Pun, jika tarif PPN yang saat ini sebesar 10% dinaikkan hingga 15% sesuai dengan UU Ketentuan PPN yang berlaku saat ini, Tauhid memastikan ini akan melemahkan daya saing Indonesia.

Pasalnya, tarif PPN yang berlaku di Indonesia saat ini, jika dibandingkan dengan negara ASEAN, tidak jauh berbeda. Jika dinaikkan ini malah akan membuat investor lari.

Seperti diketahui, tarif PPN Indonesia yang sebesar 10% sama dengan tarif PPN di Kamboja dan Laos. Sementara di Malaysia dan Singapura, tarif PPN-nya justru lebih rendah dari Indonesia yakni masing-masing sebesar 6% di Malaysia dan 7% di Singapura. Hanya Filipina, Myanmar, dan Vietnam yang memiliki tarif PPN mencapai 12%.

"Investor akan mikir ulang, memikirkan biaya produksi. Apakah jangka pendek, menengah, dan panjang investasi mereka bisa kembali dengan tarif yang mereka berlakukan. Ini kan jadi pertimbangan para investors," jelas Tauhid.
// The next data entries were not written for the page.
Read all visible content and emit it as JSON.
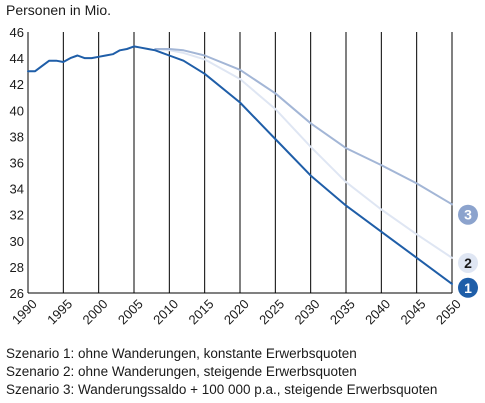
{
  "chart_data": {
    "type": "line",
    "ylabel": "Personen in Mio.",
    "ylim": [
      26,
      46
    ],
    "xlim": [
      1990,
      2050
    ],
    "y_ticks": [
      "26",
      "28",
      "30",
      "32",
      "34",
      "36",
      "38",
      "40",
      "42",
      "44",
      "46"
    ],
    "x_ticks": [
      "1990",
      "1995",
      "2000",
      "2005",
      "2010",
      "2015",
      "2020",
      "2025",
      "2030",
      "2035",
      "2040",
      "2045",
      "2050"
    ],
    "grid": "vertical",
    "series": [
      {
        "name": "1",
        "color": "#1f5ea8",
        "x": [
          1990,
          1991,
          1992,
          1993,
          1994,
          1995,
          1996,
          1997,
          1998,
          1999,
          2000,
          2001,
          2002,
          2003,
          2004,
          2005,
          2006,
          2007,
          2008,
          2009,
          2010,
          2012,
          2015,
          2020,
          2025,
          2030,
          2035,
          2040,
          2045,
          2050
        ],
        "y": [
          43.0,
          43.0,
          43.4,
          43.8,
          43.8,
          43.7,
          44.0,
          44.2,
          44.0,
          44.0,
          44.1,
          44.2,
          44.3,
          44.6,
          44.7,
          44.9,
          44.8,
          44.7,
          44.6,
          44.4,
          44.2,
          43.8,
          42.8,
          40.6,
          37.8,
          35.0,
          32.7,
          30.7,
          28.7,
          26.7
        ]
      },
      {
        "name": "2",
        "color": "#dfe6f3",
        "x": [
          2008,
          2010,
          2012,
          2015,
          2020,
          2025,
          2030,
          2035,
          2040,
          2045,
          2050
        ],
        "y": [
          44.7,
          44.6,
          44.4,
          43.9,
          42.4,
          40.1,
          37.2,
          34.5,
          32.4,
          30.5,
          28.7
        ]
      },
      {
        "name": "3",
        "color": "#a3b6d6",
        "x": [
          2008,
          2010,
          2012,
          2015,
          2020,
          2025,
          2030,
          2035,
          2040,
          2045,
          2050
        ],
        "y": [
          44.7,
          44.7,
          44.6,
          44.2,
          43.1,
          41.3,
          39.0,
          37.1,
          35.8,
          34.4,
          32.8
        ]
      }
    ],
    "markers": [
      {
        "label": "3",
        "fill": "#8ca3cd",
        "text_color": "#ffffff"
      },
      {
        "label": "2",
        "fill": "#dfe6f3",
        "text_color": "#1a1a1a"
      },
      {
        "label": "1",
        "fill": "#1f5ea8",
        "text_color": "#ffffff"
      }
    ],
    "legend": [
      "Szenario 1: ohne Wanderungen, konstante Erwerbsquoten",
      "Szenario 2: ohne Wanderungen, steigende Erwerbsquoten",
      "Szenario 3: Wanderungssaldo + 100 000 p.a., steigende Erwerbsquoten"
    ]
  }
}
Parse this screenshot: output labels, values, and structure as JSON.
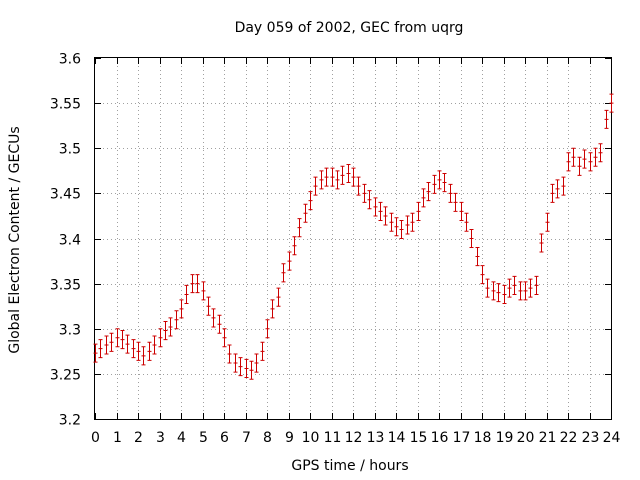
{
  "chart_data": {
    "type": "scatter",
    "title": "Day 059 of 2002, GEC from uqrg",
    "xlabel": "GPS time / hours",
    "ylabel": "Global Electron Content / GECUs",
    "xlim": [
      0,
      24
    ],
    "ylim": [
      3.2,
      3.6
    ],
    "x_ticks": [
      "0",
      "1",
      "2",
      "3",
      "4",
      "5",
      "6",
      "7",
      "8",
      "9",
      "10",
      "11",
      "12",
      "13",
      "14",
      "15",
      "16",
      "17",
      "18",
      "19",
      "20",
      "21",
      "22",
      "23",
      "24"
    ],
    "y_ticks": [
      "3.2",
      "3.25",
      "3.3",
      "3.35",
      "3.4",
      "3.45",
      "3.5",
      "3.55",
      "3.6"
    ],
    "grid": true,
    "series": [
      {
        "color": "#cc0000",
        "error": 0.01,
        "x": [
          0,
          0.25,
          0.5,
          0.75,
          1,
          1.25,
          1.5,
          1.75,
          2,
          2.25,
          2.5,
          2.75,
          3,
          3.25,
          3.5,
          3.75,
          4,
          4.25,
          4.5,
          4.75,
          5,
          5.25,
          5.5,
          5.75,
          6,
          6.25,
          6.5,
          6.75,
          7,
          7.25,
          7.5,
          7.75,
          8,
          8.25,
          8.5,
          8.75,
          9,
          9.25,
          9.5,
          9.75,
          10,
          10.25,
          10.5,
          10.75,
          11,
          11.25,
          11.5,
          11.75,
          12,
          12.25,
          12.5,
          12.75,
          13,
          13.25,
          13.5,
          13.75,
          14,
          14.25,
          14.5,
          14.75,
          15,
          15.25,
          15.5,
          15.75,
          16,
          16.25,
          16.5,
          16.75,
          17,
          17.25,
          17.5,
          17.75,
          18,
          18.25,
          18.5,
          18.75,
          19,
          19.25,
          19.5,
          19.75,
          20,
          20.25,
          20.5,
          20.75,
          21,
          21.25,
          21.5,
          21.75,
          22,
          22.25,
          22.5,
          22.75,
          23,
          23.25,
          23.5,
          23.75,
          24
        ],
        "y": [
          3.273,
          3.278,
          3.282,
          3.285,
          3.29,
          3.288,
          3.283,
          3.278,
          3.275,
          3.27,
          3.275,
          3.282,
          3.29,
          3.298,
          3.302,
          3.31,
          3.322,
          3.338,
          3.35,
          3.35,
          3.342,
          3.325,
          3.312,
          3.305,
          3.29,
          3.272,
          3.262,
          3.258,
          3.256,
          3.254,
          3.262,
          3.275,
          3.3,
          3.322,
          3.335,
          3.362,
          3.375,
          3.392,
          3.412,
          3.428,
          3.442,
          3.458,
          3.465,
          3.468,
          3.468,
          3.465,
          3.47,
          3.472,
          3.468,
          3.458,
          3.45,
          3.443,
          3.435,
          3.43,
          3.425,
          3.418,
          3.413,
          3.41,
          3.415,
          3.418,
          3.43,
          3.445,
          3.452,
          3.46,
          3.465,
          3.462,
          3.45,
          3.44,
          3.43,
          3.418,
          3.4,
          3.38,
          3.36,
          3.345,
          3.342,
          3.34,
          3.338,
          3.345,
          3.348,
          3.342,
          3.342,
          3.345,
          3.348,
          3.395,
          3.418,
          3.45,
          3.455,
          3.458,
          3.485,
          3.49,
          3.48,
          3.488,
          3.485,
          3.49,
          3.495,
          3.532,
          3.55
        ]
      }
    ]
  }
}
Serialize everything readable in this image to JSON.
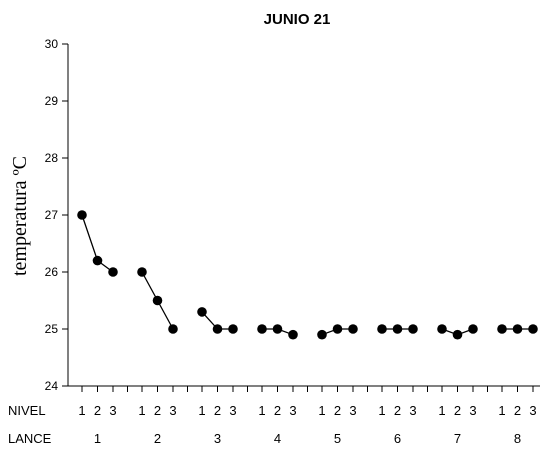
{
  "chart_data": {
    "type": "line",
    "title": "JUNIO 21",
    "ylabel": "temperatura ºC",
    "ylim": [
      24,
      30
    ],
    "yticks": [
      "24",
      "25",
      "26",
      "27",
      "28",
      "29",
      "30"
    ],
    "grid": false,
    "legend": "none",
    "nivel_label": "NIVEL",
    "lance_label": "LANCE",
    "niveles": [
      "1",
      "2",
      "3"
    ],
    "series": [
      {
        "lance": "1",
        "values": [
          27.0,
          26.2,
          26.0
        ]
      },
      {
        "lance": "2",
        "values": [
          26.0,
          25.5,
          25.0
        ]
      },
      {
        "lance": "3",
        "values": [
          25.3,
          25.0,
          25.0
        ]
      },
      {
        "lance": "4",
        "values": [
          25.0,
          25.0,
          24.9
        ]
      },
      {
        "lance": "5",
        "values": [
          24.9,
          25.0,
          25.0
        ]
      },
      {
        "lance": "6",
        "values": [
          25.0,
          25.0,
          25.0
        ]
      },
      {
        "lance": "7",
        "values": [
          25.0,
          24.9,
          25.0
        ]
      },
      {
        "lance": "8",
        "values": [
          25.0,
          25.0,
          25.0
        ]
      }
    ],
    "colors": {
      "line": "#000000",
      "marker": "#000000"
    }
  }
}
Pun jika dilihat menggunakan Teori Laffer Curve, kata Tauhid, kenaikan tarif PPN juga tidak akan memberikan penerimaan negara dengan optimal.

Ketika tarif ditingkatkan, maka biaya produksi meningkat, termasuk ekspor dan impor. Hal ini juga yang akan mempengaruhi kepada kenaikan harga-harga kebutuhan lainnya dan pengaruhnya terhadap permintaan daya beli.

"Maka volume barang-barang konsumsi akan berkurang dan membuat penerimaan negara turun. Berdasarkan teori laffer curve jika tarif PPN dibebani hingga mencapai 15%, maka belum tentu penerimaan negara bertambah tinggi, malah berkurang," jelas Tauhid.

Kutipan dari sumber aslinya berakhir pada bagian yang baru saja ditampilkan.